Although the number of certified new plant varieties every year has increased, many have not been put into large-scale production, according to experts.
The Vietnam Academy of Agricultural Science (VAAS) has reported that 161 new plant varieties, mostly rice strains, were certified by the Ministry of Agriculture and Rural Development (MARD) in 2011 and 2012.
During this period, the Cuu Long Delta Rice Research Institute also provided 27 rice varieties certified by MARD.
The institute has had 132 rice varieties certified and put into production so far, according to the institute head, Le Van Banh.
Nguyen Van Bo, VAAS director, said most plant varieties that are cultivated on a total area of more than 50,000ha were certified five to 10 years ago.
Most vegetables, cashew, pepper and soybean varieties that are now being cultivated were certified more than 10 years ago, he said.
Because there is no key plant variety for individual regions, agricultural production has not been equal in quality and has had low competitiveness and brought low prices, he added.
MARD Deputy Minister Le Quoc Doanh said the quality of plant varieties must be improved to increase prices.
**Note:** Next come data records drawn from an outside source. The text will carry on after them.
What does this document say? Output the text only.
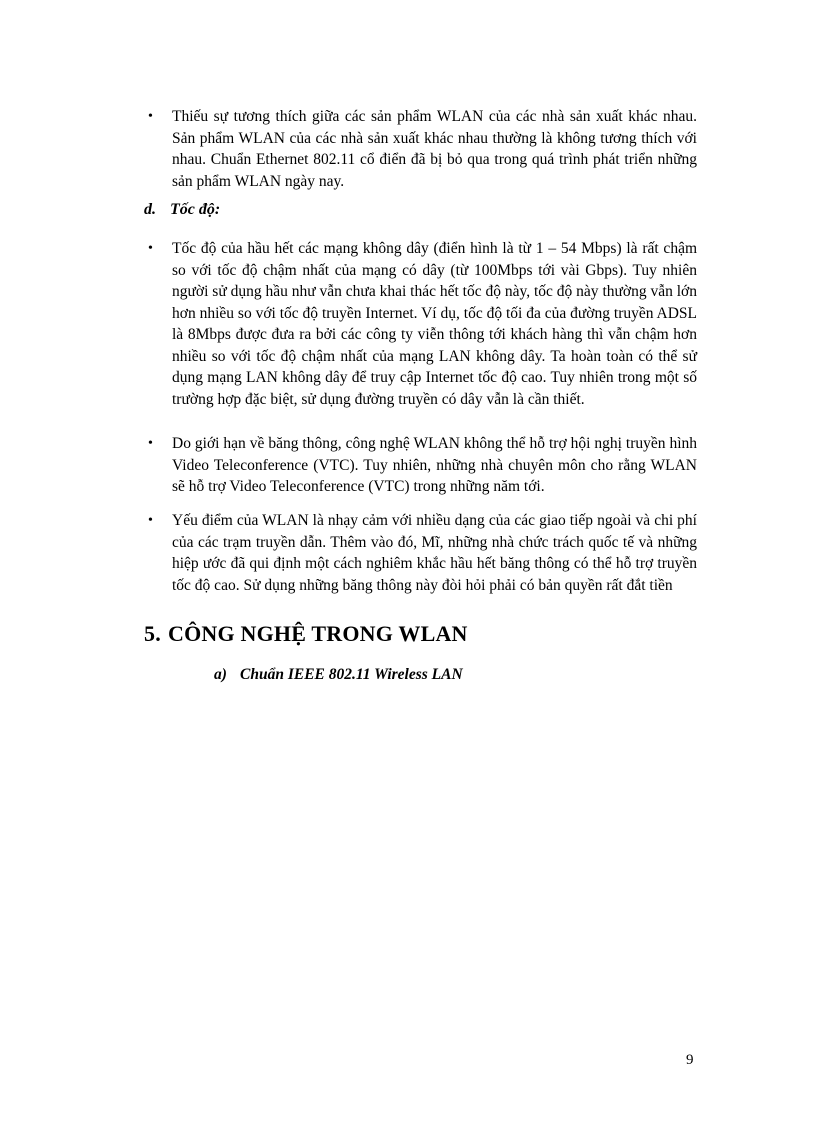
• Thiếu sự tương thích giữa các sản phẩm WLAN của các nhà sản xuất khác nhau. Sản phẩm WLAN của các nhà sản xuất khác nhau thường là không tương thích với nhau. Chuẩn Ethernet 802.11 cổ điển đã bị bỏ qua trong quá trình phát triển những sản phẩm WLAN ngày nay.
d. Tốc độ:
• Tốc độ của hầu hết các mạng không dây (điển hình là từ 1 – 54 Mbps) là rất chậm so với tốc độ chậm nhất của mạng có dây (từ 100Mbps tới vài Gbps). Tuy nhiên người sử dụng hầu như vẫn chưa khai thác hết tốc độ này, tốc độ này thường vẫn lớn hơn nhiều so với tốc độ truyền Internet. Ví dụ, tốc độ tối đa của đường truyền ADSL là 8Mbps được đưa ra bởi các công ty viễn thông tới khách hàng thì vẫn chậm hơn nhiều so với tốc độ chậm nhất của mạng LAN không dây. Ta hoàn toàn có thể sử dụng mạng LAN không dây để truy cập Internet tốc độ cao. Tuy nhiên trong một số trường hợp đặc biệt, sử dụng đường truyền có dây vẫn là cần thiết.
• Do giới hạn về băng thông, công nghệ WLAN không thể hỗ trợ hội nghị truyền hình Video Teleconference (VTC). Tuy nhiên, những nhà chuyên môn cho rằng WLAN sẽ hỗ trợ Video Teleconference (VTC) trong những năm tới.
• Yếu điểm của WLAN là nhạy cảm với nhiều dạng của các giao tiếp ngoài và chi phí của các trạm truyền dẫn. Thêm vào đó, Mĩ, những nhà chức trách quốc tế và những hiệp ước đã qui định một cách nghiêm khắc hầu hết băng thông có thể hỗ trợ truyền tốc độ cao. Sử dụng những băng thông này đòi hỏi phải có bản quyền rất đắt tiền
5. CÔNG NGHỆ TRONG WLAN
a) Chuẩn IEEE 802.11 Wireless LAN
9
Institutes and government agencies should create rice varieties with high yield as well, he said.
Mai Xuan Trieu, Head of the Corn Research Institute, however, noted that the quality of our new “corn varieties is not lower than corn varieties of the US and some countries.”
The unstable output of the corn varieties occurred because of improper implementation of tending, irrigating, and fertilising.
To increase the country’s corn output by one tonne per hectare under the Government’s requirements, cultivation processes must be improved.
MARD plans to develop groups of plant varieties and advanced farming technologies for each region, and those that will adapt to climate change and be environmentally sustainable.
The country exported US$27.5 billion of agricultural produce last year. Of that figure, plant produce accounted for 60 percent, according to MARD.